The demoralizing work of swimming upstream in an under-resourced school is compounded by the more universal challenges of being a teacher in the U.S. Teachers in the U.S. generally have a heavier workload than their global peers and less time for planning. Meanwhile they contend with bureaucratic oversight at the local, state, and federal level that is more often frustrating than supportive and sometimes outright demeaning.
To adequately address school-based factors and realistically confront societal factors, schools should take an organizing approach to school change. That is, rather than thinking about a top-down solution led by administrators, schools need to think about building power within the school community and across constituencies. How might this organizing look?
It starts with articulating a clear vision. What is it that school communities want for themselves? This vision, designed collaboratively, must lay out what educators, students, and families want and deserve, not just what is possible within current constraints. Crafting this vision should involve more listening than speaking. When community members feel that their voices are heard and valued, they are more likely to fight for change.
Those leading school transformation efforts should next identify their base. In other words, who are the educators, families, and students who are invested in the vision for change. Then ask, how can they grow this base through community-building events and opportunities for the vision to be communicated.

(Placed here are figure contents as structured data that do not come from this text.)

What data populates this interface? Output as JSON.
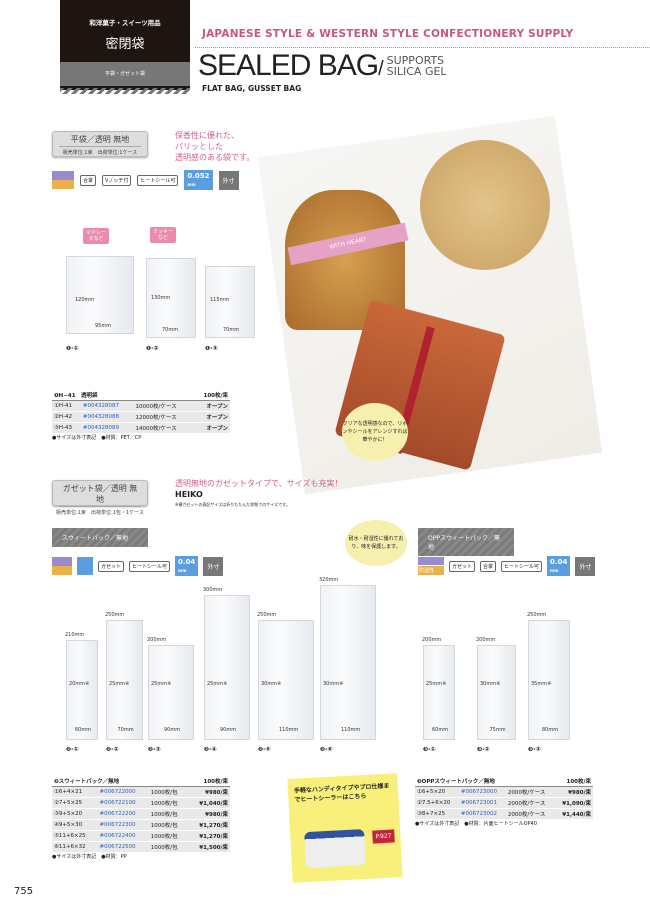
{
  "header": {
    "category": "和洋菓子・スイーツ用品",
    "title": "密閉袋",
    "subtitle": "平袋・ガゼット袋",
    "english": "JAPANESE STYLE & WESTERN STYLE CONFECTIONERY SUPPLY",
    "big_title": "SEALED BAG",
    "slash": "/",
    "supports": "SUPPORTS",
    "silica": "SILICA GEL",
    "types": "FLAT BAG, GUSSET BAG"
  },
  "s1": {
    "box_title": "平袋／透明 無地",
    "box_units": "販売単位:1束　出荷単位:1ケース",
    "desc": [
      "保香性に優れた、",
      "パリッとした",
      "透明感のある袋です。"
    ],
    "icons": [
      "合掌",
      "Vノッチ付",
      "ヒートシール可"
    ],
    "thickness": "0.052",
    "thickness_unit": "mm",
    "outer": "外寸",
    "callouts": [
      "マドレーヌなど",
      "クッキーなど"
    ],
    "bags": [
      {
        "h": "120mm",
        "w": "95mm",
        "label": "❶-①"
      },
      {
        "h": "130mm",
        "w": "70mm",
        "label": "❶-②"
      },
      {
        "h": "115mm",
        "w": "70mm",
        "label": "❶-③"
      }
    ],
    "table": {
      "title": "❶H−41　透明袋",
      "unit": "100枚/束",
      "rows": [
        [
          "①H-41",
          "#004328087",
          "10000枚/ケース",
          "オープン"
        ],
        [
          "②H-42",
          "#004328088",
          "12000枚/ケース",
          "オープン"
        ],
        [
          "③H-43",
          "#004328089",
          "14000枚/ケース",
          "オープン"
        ]
      ],
      "note": "●サイズは外寸表記　●材質：PET／CP"
    },
    "photo_cloud": "クリアな透明感なので、リボンやシールをアレンジすれば華やかに！",
    "photo_label": "WITH HEART"
  },
  "s2": {
    "box_title": "ガゼット袋／透明 無地",
    "box_units": "販売単位:1束　出荷単位:1包・1ケース",
    "desc": "透明無地のガゼットタイプで、サイズも充実！",
    "brand": "HEIKO",
    "gusset_note": "※横ガゼットの表記サイズは折りたたんだ状態でのサイズです。",
    "strip": "スウィートパック／無地",
    "icons": [
      "ガゼット",
      "ヒートシール可"
    ],
    "thickness": "0.04",
    "thickness_unit": "mm",
    "outer": "外寸",
    "bags": [
      {
        "h": "210mm",
        "w": "60mm",
        "g": "20mm※",
        "label": "❷-①"
      },
      {
        "h": "250mm",
        "w": "70mm",
        "g": "25mm※",
        "label": "❷-②"
      },
      {
        "h": "200mm",
        "w": "90mm",
        "g": "25mm※",
        "label": "❷-③"
      },
      {
        "h": "300mm",
        "w": "90mm",
        "g": "25mm※",
        "label": "❷-④"
      },
      {
        "h": "250mm",
        "w": "110mm",
        "g": "30mm※",
        "label": "❷-⑤"
      },
      {
        "h": "320mm",
        "w": "110mm",
        "g": "30mm※",
        "label": "❷-⑥"
      }
    ],
    "table": {
      "title": "❷スウィートパック／無地",
      "unit": "100枚/束",
      "rows": [
        [
          "①6+4×21",
          "#006722000",
          "1000枚/包",
          "¥980/束"
        ],
        [
          "②7+5×25",
          "#006722100",
          "1000枚/包",
          "¥1,040/束"
        ],
        [
          "③9+5×20",
          "#006722200",
          "1000枚/包",
          "¥980/束"
        ],
        [
          "④9+5×30",
          "#006722300",
          "1000枚/包",
          "¥1,270/束"
        ],
        [
          "⑤11+6×25",
          "#006722400",
          "1000枚/包",
          "¥1,270/束"
        ],
        [
          "⑥11+6×32",
          "#006722500",
          "1000枚/包",
          "¥1,500/束"
        ]
      ],
      "note": "●サイズは外寸表記　●材質：PP"
    }
  },
  "s3": {
    "cloud": "耐水・耐湿性に優れており、味を保護します。",
    "strip": "OPPスウィートパック／無地",
    "icons": [
      "ガゼット",
      "合掌",
      "ヒートシール可"
    ],
    "badge": "防湿性",
    "thickness": "0.04",
    "thickness_unit": "mm",
    "outer": "外寸",
    "bags": [
      {
        "h": "200mm",
        "w": "60mm",
        "g": "25mm※",
        "label": "❸-①"
      },
      {
        "h": "200mm",
        "w": "75mm",
        "g": "30mm※",
        "label": "❸-②"
      },
      {
        "h": "250mm",
        "w": "80mm",
        "g": "35mm※",
        "label": "❸-③"
      }
    ],
    "table": {
      "title": "❸OPPスウィートパック／無地",
      "unit": "100枚/束",
      "rows": [
        [
          "①6+5×20",
          "#006723000",
          "2000枚/ケース",
          "¥980/束"
        ],
        [
          "②7.5+6×20",
          "#006723001",
          "2000枚/ケース",
          "¥1,090/束"
        ],
        [
          "③8+7×25",
          "#006723002",
          "2000枚/ケース",
          "¥1,440/束"
        ]
      ],
      "note": "●サイズは外寸表記　●材質：片面ヒートシールOP40"
    }
  },
  "promo": {
    "text": "手軽なハンディタイプやプロ仕様までヒートシーラーはこちら",
    "page": "P.927"
  },
  "page_number": "755"
}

With a vision and a base of support clarified, it is time to identify a campaign. What is an attainable, yet meaningful victory that can shift the school in the right direction. Is it adopting morning meeting as a schoolwide practice? Or is it getting funding to ensure all the bathrooms have working plumbing? Whatever that first effort entails, it should be aligned to the vision and one that excites educators, students, and families. To achieve this goal, transformation leaders must ask who are their targets? For a public school this could be a number of people: an intransigent principal, teachers reluctant to adopt new practices, or local elected officials.
Ideally this first campaign yields a win. This helps organizers draw more community members into their efforts and build momentum for another campaign. But even a loss offers opportunities for reflection, learning, and community-building that cannot be neglected.
An organizing approach to school change has exciting potential to transform school change efforts. It would be a more collaborative and inclusive approach. It would involve a power analysis so that instead of just putting new policies and practices on the shoulders of teachers it would first ask who has the power to make this change possible? Organizing for school change could be directed inwardly (i.e. pushing teachers to adopt restorative practices) or outwardly (i.e. pushing elected officials to fund restorative practices) or both simultaneously.
By crafting and communicating a clear vision, identifying bite-sized yet purposeful goals, and gradually bringing more and more people into change efforts, schools can achieve lasting and powerful transformation. I don’t think schools can singlehandedly defeat the forces that are leading to widespread burnout. But they can develop a healthy resistance to burnout through building collective power.